Kaiser Permanente Affiliates Paying $556M to Resolve False Claims Act Allegations

January 20, 2026

An integrated healthcare consortium headquartered in Oakland, California, that are affiliates of Kaiser Permanente agreed to pay $556 million to resolve allegations that they violated the False Claims Act by submitting invalid diagnosis codes for their Medicare Advantage Plan enrollees.

The invalid diagnosis codes, which the U.S. Department of Justice says was to receive higher payments from the government, resulted in settlements from Kaiser Permanente affiliates: Kaiser Foundation Health Plan Inc.; Kaiser Foundation Health Plan of Colorado; The Permanente Medical Group Inc.; Southern California Permanente Medical Group; and Colorado Permanente Medical Group P.C.

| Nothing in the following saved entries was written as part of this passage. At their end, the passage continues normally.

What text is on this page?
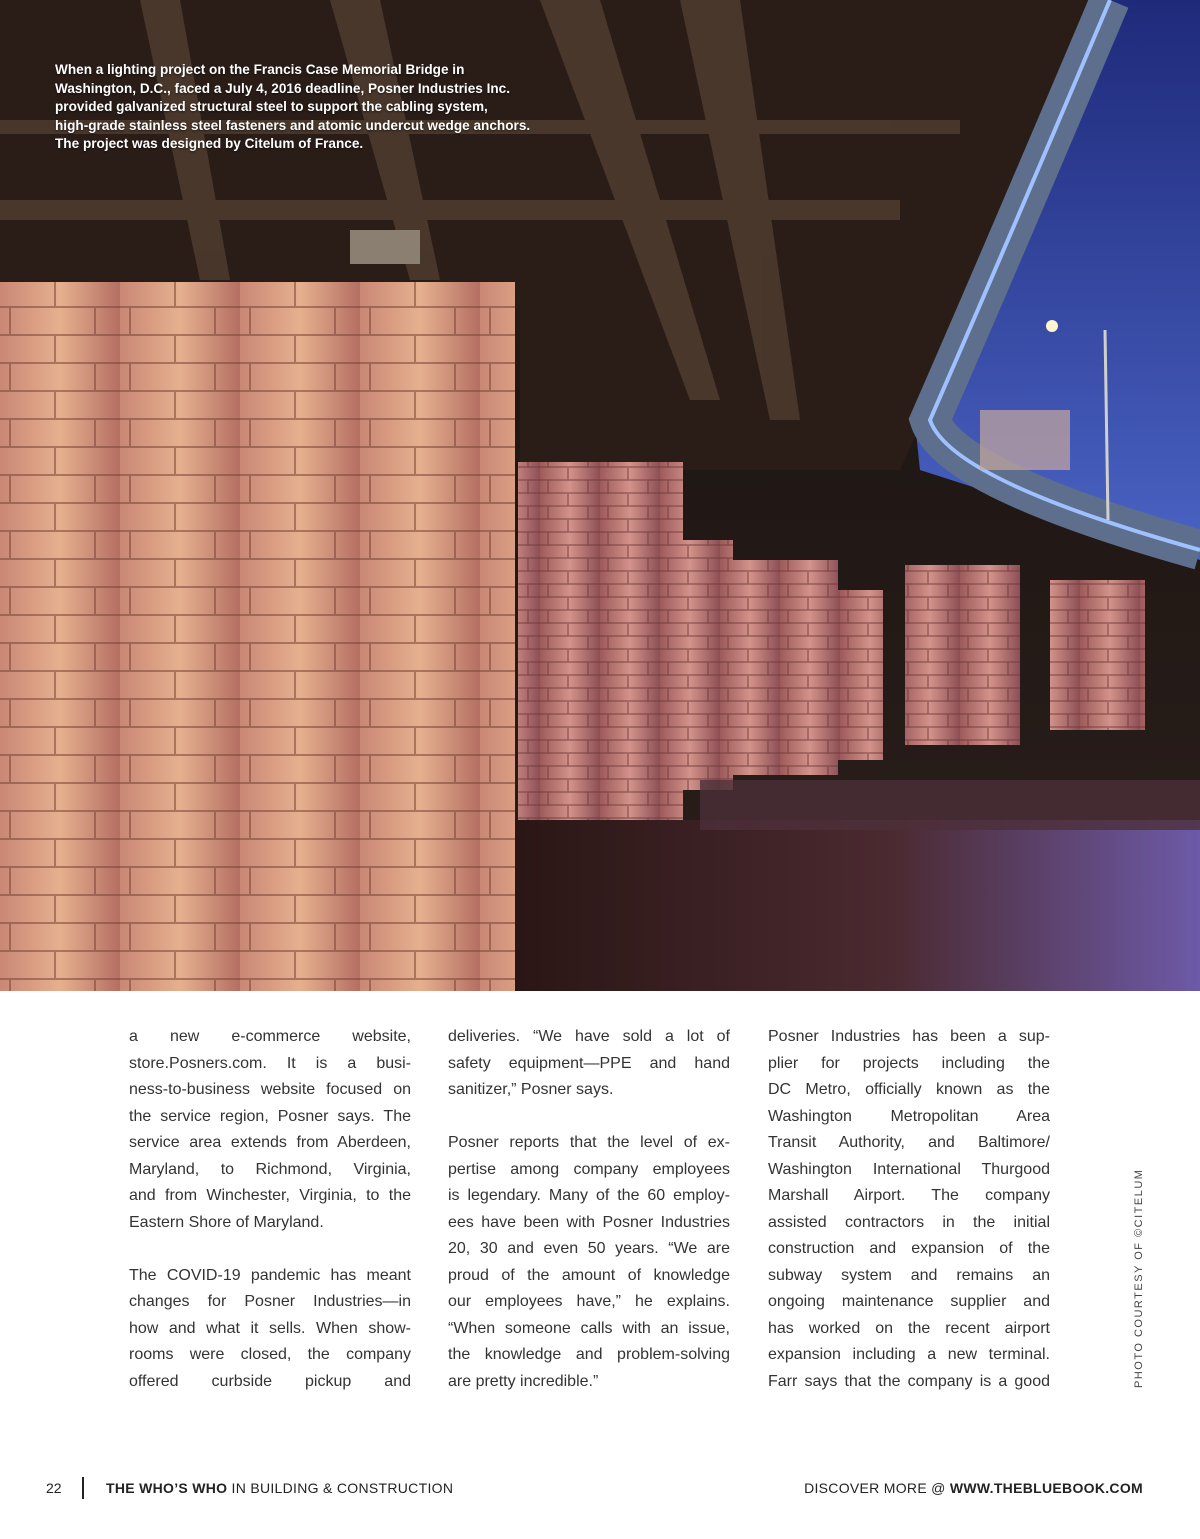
When a lighting project on the Francis Case Memorial Bridge in
Washington, D.C., faced a July 4, 2016 deadline, Posner Industries Inc.
provided galvanized structural steel to support the cabling system,
high-grade stainless steel fasteners and atomic undercut wedge anchors.
The project was designed by Citelum of France.

a new e-commerce website,
store.Posners.com. It is a busi-
ness-to-business website focused on
the service region, Posner says. The
service area extends from Aberdeen,
Maryland, to Richmond, Virginia,
and from Winchester, Virginia, to the
Eastern Shore of Maryland.

The COVID-19 pandemic has meant
changes for Posner Industries—in
how and what it sells. When show-
rooms were closed, the company
offered curbside pickup and

deliveries. “We have sold a lot of
safety equipment—PPE and hand
sanitizer,” Posner says.

Posner reports that the level of ex-
pertise among company employees
is legendary. Many of the 60 employ-
ees have been with Posner Industries
20, 30 and even 50 years. “We are
proud of the amount of knowledge
our employees have,” he explains.
“When someone calls with an issue,
the knowledge and problem-solving
are pretty incredible.”

Posner Industries has been a sup-
plier for projects including the
DC Metro, officially known as the
Washington Metropolitan Area
Transit Authority, and Baltimore/
Washington International Thurgood
Marshall Airport. The company
assisted contractors in the initial
construction and expansion of the
subway system and remains an
ongoing maintenance supplier and
has worked on the recent airport
expansion including a new terminal.
Farr says that the company is a good	PHOTO COURTESY OF ©CITELUM
22	THE WHO’S WHO IN BUILDING & CONSTRUCTION	DISCOVER MORE @ WWW.THEBLUEBOOK.COM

Under the Medicare Advantage Program (MA), Medicare beneficiaries may opt out of traditional Medicare and enroll in private health plans offered by insurance companies known as Medicare Advantage Organizations, or MAOs. The Centers for Medicare & Medicaid Services (CMS) pays the MAOs a fixed monthly amount for each Medicare beneficiary enrolled in their plans. CMS adjusts these payments to account for various risk factors that affect expected health expenditures for the beneficiary. CMS generally pays MAOs more for sicker beneficiaries expected to incur higher healthcare costs and less for healthier beneficiaries expected to incur lower costs. To make these risk adjustments, CMS collects medical diagnosis codes from the MAOs. The diagnoses must be supported by the medical record of a face-to-face visit between a patient and a provider, and for outpatient visits, must have required or affected patient care, treatment, or management at the visit.

Kaiser owns and operates MAOs that offer MA plans to beneficiaries across the country. In a complaint filed in the Northern District of California in 2021, the U.S. government alleged that Kaiser engaged in a scheme in California and Colorado to improperly increase its risk adjustment payments. Specifically, the government alleged that Kaiser pressured physicians to alter medical records after patient visits to add diagnoses that the physicians had not considered or addressed at those visits.

The resolves allegations that from 2009 to 2018, Kaiser engaged in a scheme to increase its Medicare reimbursements by pressuring physicians to add diagnoses after patient visits through addenda to medical records. The government alleged that Kaiser developed various mechanisms to mine a patient’s past medical history to identify potential diagnoses that had not been submitted to CMS for risk adjustment. Kaiser then sent queries to its providers urging them to add these diagnoses to medical records via addenda. In many instances, the United States alleged, the diagnoses added by the providers had nothing to do with the patient visit in question.